During 1930 he joined West Ham Stadium, the same year that Bradshaw Fold finished second to Mick The Miller in the 1930 English Greyhound Derby final. One month later, in July he trained Captured Half when winning the Scottish Derby and Faithful Kitty claimed the Oaks in August. His kennels suffered a major fire in 1931 which killed three greyhounds including a leading runner called Gone For Sure.
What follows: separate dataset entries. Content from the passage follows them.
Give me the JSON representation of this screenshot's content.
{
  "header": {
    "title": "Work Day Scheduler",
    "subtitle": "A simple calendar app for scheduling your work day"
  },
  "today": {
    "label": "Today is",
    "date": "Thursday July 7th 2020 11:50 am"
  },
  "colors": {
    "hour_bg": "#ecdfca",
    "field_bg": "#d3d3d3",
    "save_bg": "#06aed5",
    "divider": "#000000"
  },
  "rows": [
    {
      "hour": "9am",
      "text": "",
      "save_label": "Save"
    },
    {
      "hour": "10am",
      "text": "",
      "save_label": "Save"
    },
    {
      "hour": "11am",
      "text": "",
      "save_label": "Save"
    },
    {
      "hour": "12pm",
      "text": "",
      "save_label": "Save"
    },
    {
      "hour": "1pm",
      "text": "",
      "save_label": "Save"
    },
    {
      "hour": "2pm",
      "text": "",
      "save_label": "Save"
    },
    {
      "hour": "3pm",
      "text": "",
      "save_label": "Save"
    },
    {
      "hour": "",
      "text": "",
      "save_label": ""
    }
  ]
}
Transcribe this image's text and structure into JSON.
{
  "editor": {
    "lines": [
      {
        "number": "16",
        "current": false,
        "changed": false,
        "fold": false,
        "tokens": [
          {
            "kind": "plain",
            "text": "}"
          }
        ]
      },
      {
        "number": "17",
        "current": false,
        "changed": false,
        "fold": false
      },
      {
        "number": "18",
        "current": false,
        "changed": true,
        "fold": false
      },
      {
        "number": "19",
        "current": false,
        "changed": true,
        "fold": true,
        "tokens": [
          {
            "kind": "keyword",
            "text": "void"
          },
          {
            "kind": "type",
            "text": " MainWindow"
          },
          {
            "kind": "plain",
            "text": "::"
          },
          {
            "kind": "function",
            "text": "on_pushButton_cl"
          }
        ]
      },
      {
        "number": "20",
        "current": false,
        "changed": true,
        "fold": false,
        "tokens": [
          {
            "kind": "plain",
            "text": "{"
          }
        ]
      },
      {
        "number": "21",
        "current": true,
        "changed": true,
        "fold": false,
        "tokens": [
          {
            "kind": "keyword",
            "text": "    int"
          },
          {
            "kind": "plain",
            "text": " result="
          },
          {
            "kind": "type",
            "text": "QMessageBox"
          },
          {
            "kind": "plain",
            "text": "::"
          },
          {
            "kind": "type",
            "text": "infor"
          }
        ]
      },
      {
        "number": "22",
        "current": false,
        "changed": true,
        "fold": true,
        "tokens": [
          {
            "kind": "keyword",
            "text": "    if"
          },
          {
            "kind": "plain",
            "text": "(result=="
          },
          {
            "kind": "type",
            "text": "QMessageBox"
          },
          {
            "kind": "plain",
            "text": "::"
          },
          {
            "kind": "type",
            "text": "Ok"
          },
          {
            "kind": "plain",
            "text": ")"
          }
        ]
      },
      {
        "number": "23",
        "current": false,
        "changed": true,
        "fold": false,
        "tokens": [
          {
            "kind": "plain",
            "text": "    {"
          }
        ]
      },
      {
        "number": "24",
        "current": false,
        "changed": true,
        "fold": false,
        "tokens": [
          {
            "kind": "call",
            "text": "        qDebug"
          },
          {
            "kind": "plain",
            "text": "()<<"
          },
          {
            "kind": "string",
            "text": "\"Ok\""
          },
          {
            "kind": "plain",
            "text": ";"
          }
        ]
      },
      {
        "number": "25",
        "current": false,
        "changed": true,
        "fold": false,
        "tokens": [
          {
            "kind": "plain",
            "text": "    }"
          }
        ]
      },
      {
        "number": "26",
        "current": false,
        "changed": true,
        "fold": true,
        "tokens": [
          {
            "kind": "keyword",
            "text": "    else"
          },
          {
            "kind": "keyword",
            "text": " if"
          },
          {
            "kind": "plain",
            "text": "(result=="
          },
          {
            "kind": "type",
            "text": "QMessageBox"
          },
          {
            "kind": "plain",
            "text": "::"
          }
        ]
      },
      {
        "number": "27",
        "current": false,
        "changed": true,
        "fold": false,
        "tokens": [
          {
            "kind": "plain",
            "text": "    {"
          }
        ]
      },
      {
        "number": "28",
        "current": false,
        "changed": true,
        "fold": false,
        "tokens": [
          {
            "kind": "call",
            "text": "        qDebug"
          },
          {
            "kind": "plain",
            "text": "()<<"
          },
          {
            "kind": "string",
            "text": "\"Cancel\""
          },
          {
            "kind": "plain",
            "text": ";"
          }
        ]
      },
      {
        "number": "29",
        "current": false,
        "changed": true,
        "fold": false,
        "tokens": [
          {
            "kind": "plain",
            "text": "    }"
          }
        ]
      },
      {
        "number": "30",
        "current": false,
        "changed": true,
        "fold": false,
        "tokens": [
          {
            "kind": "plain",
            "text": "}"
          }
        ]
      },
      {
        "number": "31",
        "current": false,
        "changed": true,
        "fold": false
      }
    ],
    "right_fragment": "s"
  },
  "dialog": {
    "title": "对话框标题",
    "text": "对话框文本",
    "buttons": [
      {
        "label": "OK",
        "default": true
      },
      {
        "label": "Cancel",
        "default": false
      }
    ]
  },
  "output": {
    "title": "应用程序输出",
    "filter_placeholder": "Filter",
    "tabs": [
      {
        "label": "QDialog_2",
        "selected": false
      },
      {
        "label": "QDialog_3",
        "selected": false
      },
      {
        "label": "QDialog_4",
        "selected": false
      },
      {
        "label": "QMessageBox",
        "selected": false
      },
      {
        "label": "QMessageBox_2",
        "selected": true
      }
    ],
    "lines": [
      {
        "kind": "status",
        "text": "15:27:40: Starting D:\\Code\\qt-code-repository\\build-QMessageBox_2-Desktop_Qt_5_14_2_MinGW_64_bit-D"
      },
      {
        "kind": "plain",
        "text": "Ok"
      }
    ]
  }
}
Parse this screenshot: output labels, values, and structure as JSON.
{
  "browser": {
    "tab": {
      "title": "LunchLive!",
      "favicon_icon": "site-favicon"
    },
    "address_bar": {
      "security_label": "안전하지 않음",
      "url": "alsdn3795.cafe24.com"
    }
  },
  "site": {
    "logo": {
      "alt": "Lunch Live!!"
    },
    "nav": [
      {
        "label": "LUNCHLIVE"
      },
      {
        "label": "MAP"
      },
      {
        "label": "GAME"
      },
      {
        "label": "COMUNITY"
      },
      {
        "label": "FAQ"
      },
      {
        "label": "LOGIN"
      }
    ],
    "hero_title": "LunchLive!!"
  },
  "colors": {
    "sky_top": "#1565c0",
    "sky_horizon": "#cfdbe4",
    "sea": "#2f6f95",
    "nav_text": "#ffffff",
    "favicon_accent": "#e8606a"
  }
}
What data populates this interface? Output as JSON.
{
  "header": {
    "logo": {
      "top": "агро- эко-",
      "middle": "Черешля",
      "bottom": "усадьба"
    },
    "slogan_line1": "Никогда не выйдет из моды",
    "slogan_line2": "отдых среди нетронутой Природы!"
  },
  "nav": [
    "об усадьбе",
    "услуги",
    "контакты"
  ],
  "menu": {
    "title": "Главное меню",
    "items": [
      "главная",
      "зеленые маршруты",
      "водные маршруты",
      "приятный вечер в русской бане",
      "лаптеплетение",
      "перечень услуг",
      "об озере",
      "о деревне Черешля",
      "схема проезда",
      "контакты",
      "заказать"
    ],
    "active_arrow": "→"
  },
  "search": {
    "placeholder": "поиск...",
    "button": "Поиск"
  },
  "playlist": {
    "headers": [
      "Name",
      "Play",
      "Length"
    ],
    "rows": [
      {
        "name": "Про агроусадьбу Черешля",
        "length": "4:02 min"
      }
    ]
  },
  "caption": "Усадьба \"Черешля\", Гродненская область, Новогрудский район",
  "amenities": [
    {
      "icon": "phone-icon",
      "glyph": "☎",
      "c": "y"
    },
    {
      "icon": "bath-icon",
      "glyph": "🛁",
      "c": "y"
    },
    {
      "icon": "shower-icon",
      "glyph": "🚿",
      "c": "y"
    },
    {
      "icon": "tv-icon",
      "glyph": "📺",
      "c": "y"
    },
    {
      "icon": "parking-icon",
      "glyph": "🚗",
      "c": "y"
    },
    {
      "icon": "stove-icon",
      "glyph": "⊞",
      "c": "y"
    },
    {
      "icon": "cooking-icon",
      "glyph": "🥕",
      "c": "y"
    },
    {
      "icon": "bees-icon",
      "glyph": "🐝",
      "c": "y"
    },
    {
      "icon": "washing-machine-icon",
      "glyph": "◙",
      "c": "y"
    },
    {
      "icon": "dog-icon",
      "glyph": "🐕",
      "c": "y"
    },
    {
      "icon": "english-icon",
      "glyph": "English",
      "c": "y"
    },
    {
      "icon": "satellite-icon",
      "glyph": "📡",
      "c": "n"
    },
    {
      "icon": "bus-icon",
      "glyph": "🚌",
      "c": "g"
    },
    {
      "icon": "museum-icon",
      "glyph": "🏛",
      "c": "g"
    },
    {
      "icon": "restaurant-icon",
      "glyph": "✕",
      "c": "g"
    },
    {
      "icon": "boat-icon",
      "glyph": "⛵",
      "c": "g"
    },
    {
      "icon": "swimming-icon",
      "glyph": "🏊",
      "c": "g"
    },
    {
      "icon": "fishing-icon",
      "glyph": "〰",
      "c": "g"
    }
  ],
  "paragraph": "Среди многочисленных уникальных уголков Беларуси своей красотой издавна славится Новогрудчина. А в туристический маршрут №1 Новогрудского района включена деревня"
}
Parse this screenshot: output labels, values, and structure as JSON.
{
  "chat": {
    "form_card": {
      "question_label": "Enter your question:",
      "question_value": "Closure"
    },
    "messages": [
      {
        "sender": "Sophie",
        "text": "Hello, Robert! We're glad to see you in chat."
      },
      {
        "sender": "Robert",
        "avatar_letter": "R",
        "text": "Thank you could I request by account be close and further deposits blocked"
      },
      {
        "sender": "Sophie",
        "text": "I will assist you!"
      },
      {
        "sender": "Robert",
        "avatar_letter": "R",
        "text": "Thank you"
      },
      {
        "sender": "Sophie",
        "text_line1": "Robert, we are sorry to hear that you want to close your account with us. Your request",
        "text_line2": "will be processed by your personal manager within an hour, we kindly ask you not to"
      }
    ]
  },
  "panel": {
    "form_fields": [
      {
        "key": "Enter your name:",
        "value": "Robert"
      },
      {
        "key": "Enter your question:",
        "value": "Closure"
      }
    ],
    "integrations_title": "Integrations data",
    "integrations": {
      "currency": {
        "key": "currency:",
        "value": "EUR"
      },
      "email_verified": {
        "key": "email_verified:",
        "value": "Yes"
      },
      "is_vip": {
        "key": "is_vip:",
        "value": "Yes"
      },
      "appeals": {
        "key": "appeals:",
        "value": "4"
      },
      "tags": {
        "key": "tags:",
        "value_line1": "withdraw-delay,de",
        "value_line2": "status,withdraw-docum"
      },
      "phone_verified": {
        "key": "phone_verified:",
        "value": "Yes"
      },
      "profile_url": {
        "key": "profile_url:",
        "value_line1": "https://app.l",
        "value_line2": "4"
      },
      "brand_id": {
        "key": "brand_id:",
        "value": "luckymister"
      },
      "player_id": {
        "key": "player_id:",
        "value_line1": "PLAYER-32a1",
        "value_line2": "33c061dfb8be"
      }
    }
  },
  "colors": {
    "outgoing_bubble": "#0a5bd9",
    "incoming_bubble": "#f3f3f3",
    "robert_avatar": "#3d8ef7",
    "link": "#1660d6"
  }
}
Biss was regarded as one of the leading trainers in the country and continued to train major race winners, including Queen of the Suir (Oaks 1932 and 1933), Flying Wedge (Grand National 1937) and Brave Queen (Oaks 1937). Lutwyche also reached the 1933 English Greyhound Derby final. In 1939 Biss fell afoul of the racing authorities receiving a suspension and he left West Ham.

With the outbreak of World War II racing in London became fractured, Biss concentrated on his business of poultry farming on his Waltham Cross Farm but did take out a private trainers licence after being reinstated. After the war Biss joined Clapton Stadium and in 1946 steered Celtic Chief through to the Derby final, the same year in which Dumbles Maid won a fifth Oaks for Biss.

In 1947 Rimmells Black won the Scurry Gold Cup and Laurels, Rio Cepretta won the Oaks and Patsys Record reached the Derby final. A fire broke at Waltham Cross Farm that destroyed a building and a mushroom crop. The following year a Local Interprize ran second in the 1948 Derby and Biss won five classic races the same year, a notable year as a trainer.

==Retirement and death==
Biss retired in 1951 handing the Denver Lodge kennels to head girl Pam Heasman, he died in 1952 after suffering a stroke.